Pubblichiamo oggi un bell’approfondimento di Álvaro Santana-Acuña su Gabriel García Márquez e la genesi di Cent’anni di solitudine. L’articolo, uscito originariamente sul New York Times Español, viene qui riprodotto per gentile concessione dell’autore. Buona lettura!
di Álvaro Santana-Acuña
traduzione di Claudia Negrini
Gabriel García Márquez commetteva errori di ortografia quando scriveva. Perché scrivendo «ovvedisco di più all’ispiracione che alla gramatica», confessò in un fax informale a Carmen Balcells, la sua agente letteraria. Oltre alle sue battaglie con le regole linguistiche, nell’archivio dello scrittore – che dal 2014 si trova all’Harry Ransom Center di Austin, in Texas – scopriamo i suoi rituali di scrittura e i suoi dubbi creativi. Da qualche settimana [questo articolo è uscito il 30 dicembre del 2017, ndr], all’incirca metà dell’archivio – 27.500 immagini che coprono più di cinque decenni di scrittura – è disponibile gratuitamente su internet.
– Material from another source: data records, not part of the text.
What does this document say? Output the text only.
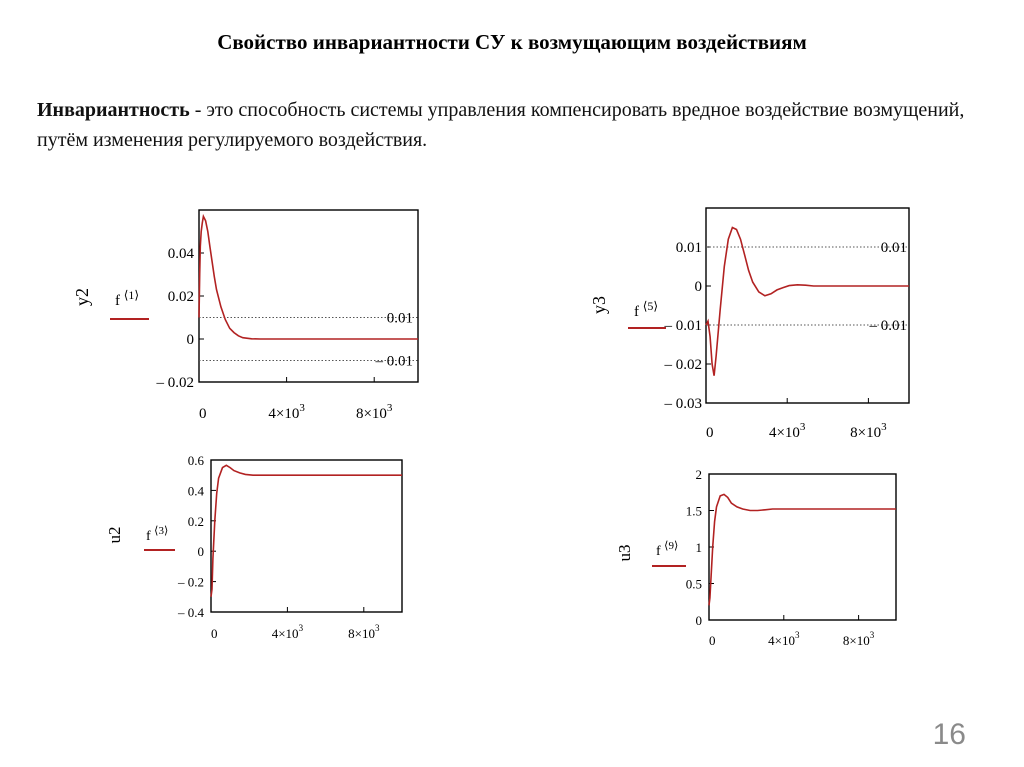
Свойство инвариантности СУ к возмущающим воздействиям
Инвариантность - это способность системы управления компенсировать вредное воздействие возмущений, путём изменения регулируемого воздействия.
0.01
– 0.01
0.04
0.02
0
– 0.02
0	$4\times 10^3$	$8\times 10^3$
y2 f $^{⟨1⟩}$
0.01
– 0.01
0.01
0
– 0.01
– 0.02
– 0.03
0	$4\times 10^3$	$8\times 10^3$
y3 f $^{⟨5⟩}$
0.6
0.4
0.2
0
– 0.2
– 0.4
0	$4\times 10^3$	$8\times 10^3$
u2 f $^{⟨3⟩}$
2
1.5
1
0.5
0
0	$4\times 10^3$	$8\times 10^3$
u3 f $^{⟨9⟩}$
16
L’archivio disponibile online contiene informazioni inedite sui successi letterari, sulle ossessioni creative e sulla sua cerchia di amici e colleghi, oltre a nuovi dettagli sul García Márquez padre di famiglia, protagonista della politica latinoamericana e artista di fama internazionale. Come spiego nel mio libro di prossima uscita, Ascent to Glory: How One Hundred Years of Solitude Became a Global Classic, i documenti dell’archivio aiutano a smontare molti dei miti su García Márquez, alcuni dei quali sono stati accuratamente alimentati da lui stesso.
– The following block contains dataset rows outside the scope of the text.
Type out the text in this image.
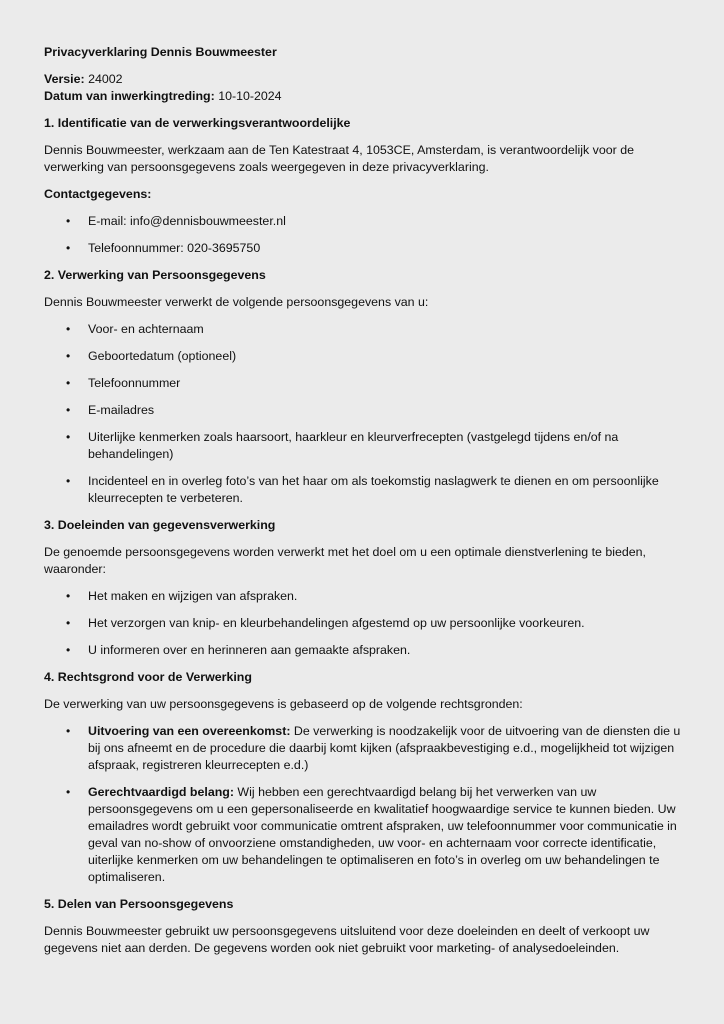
Privacyverklaring Dennis Bouwmeester

Versie: 24002

Datum van inwerkingtreding: 10-10-2024

1. Identificatie van de verwerkingsverantwoordelijke

Dennis Bouwmeester, werkzaam aan de Ten Katestraat 4, 1053CE, Amsterdam, is verantwoordelijk voor de verwerking van persoonsgegevens zoals weergegeven in deze privacyverklaring.

Contactgegevens:

•	E-mail: info@dennisbouwmeester.nl
•	Telefoonnummer: 020-3695750

2. Verwerking van Persoonsgegevens

Dennis Bouwmeester verwerkt de volgende persoonsgegevens van u:

•	Voor- en achternaam
•	Geboortedatum (optioneel)
•	Telefoonnummer
•	E-mailadres
•	Uiterlijke kenmerken zoals haarsoort, haarkleur en kleurverfrecepten (vastgelegd tijdens en/of na behandelingen)
•	Incidenteel en in overleg foto’s van het haar om als toekomstig naslagwerk te dienen en om persoonlijke kleurrecepten te verbeteren.

3. Doeleinden van gegevensverwerking

De genoemde persoonsgegevens worden verwerkt met het doel om u een optimale dienstverlening te bieden, waaronder:

•	Het maken en wijzigen van afspraken.
•	Het verzorgen van knip- en kleurbehandelingen afgestemd op uw persoonlijke voorkeuren.
•	U informeren over en herinneren aan gemaakte afspraken.

4. Rechtsgrond voor de Verwerking

De verwerking van uw persoonsgegevens is gebaseerd op de volgende rechtsgronden:

•	Uitvoering van een overeenkomst: De verwerking is noodzakelijk voor de uitvoering van de diensten die u bij ons afneemt en de procedure die daarbij komt kijken (afspraakbevestiging e.d., mogelijkheid tot wijzigen afspraak, registreren kleurrecepten e.d.)
•	Gerechtvaardigd belang: Wij hebben een gerechtvaardigd belang bij het verwerken van uw persoonsgegevens om u een gepersonaliseerde en kwalitatief hoogwaardige service te kunnen bieden. Uw emailadres wordt gebruikt voor communicatie omtrent afspraken, uw telefoonnummer voor communicatie in geval van no-show of onvoorziene omstandigheden, uw voor- en achternaam voor correcte identificatie, uiterlijke kenmerken om uw behandelingen te optimaliseren en foto’s in overleg om uw behandelingen te optimaliseren.

5. Delen van Persoonsgegevens

Dennis Bouwmeester gebruikt uw persoonsgegevens uitsluitend voor deze doeleinden en deelt of verkoopt uw gegevens niet aan derden. De gegevens worden ook niet gebruikt voor marketing- of analysedoeleinden.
Due dei miti costruiti sullo scrittore fanno riferimento alla sua genialità e all’origine leggendaria della sua produzione. Come altri creatori di opere famose, García Márquez viene di solito considerato un genio solitario colto da momenti di ispirazione folgorante. Si racconta che, dopo che gli venne in mente l’incipit di Cent’anni di solitudine, mentre guidava tra Città del Messico e Acapulco, l’autore lasciò improvvisamente il lavoro e si chiuse per diciotto mesi nel suo studio a scrivere, fino a quando non finì il romanzo. Nel frattempo la moglie si indebitò con i negozianti del quartiere per sostenere la famiglia. L’archivio rivela invece che ottenne un prestito per dedicarsi unicamente al romanzo e che non lo scrisse tutto d’un fiato, in un anno e mezzo, ma in dodici mesi inframmezzati da pause. Non scrisse della solitudine in solitudine, ma in mezzo alla gente.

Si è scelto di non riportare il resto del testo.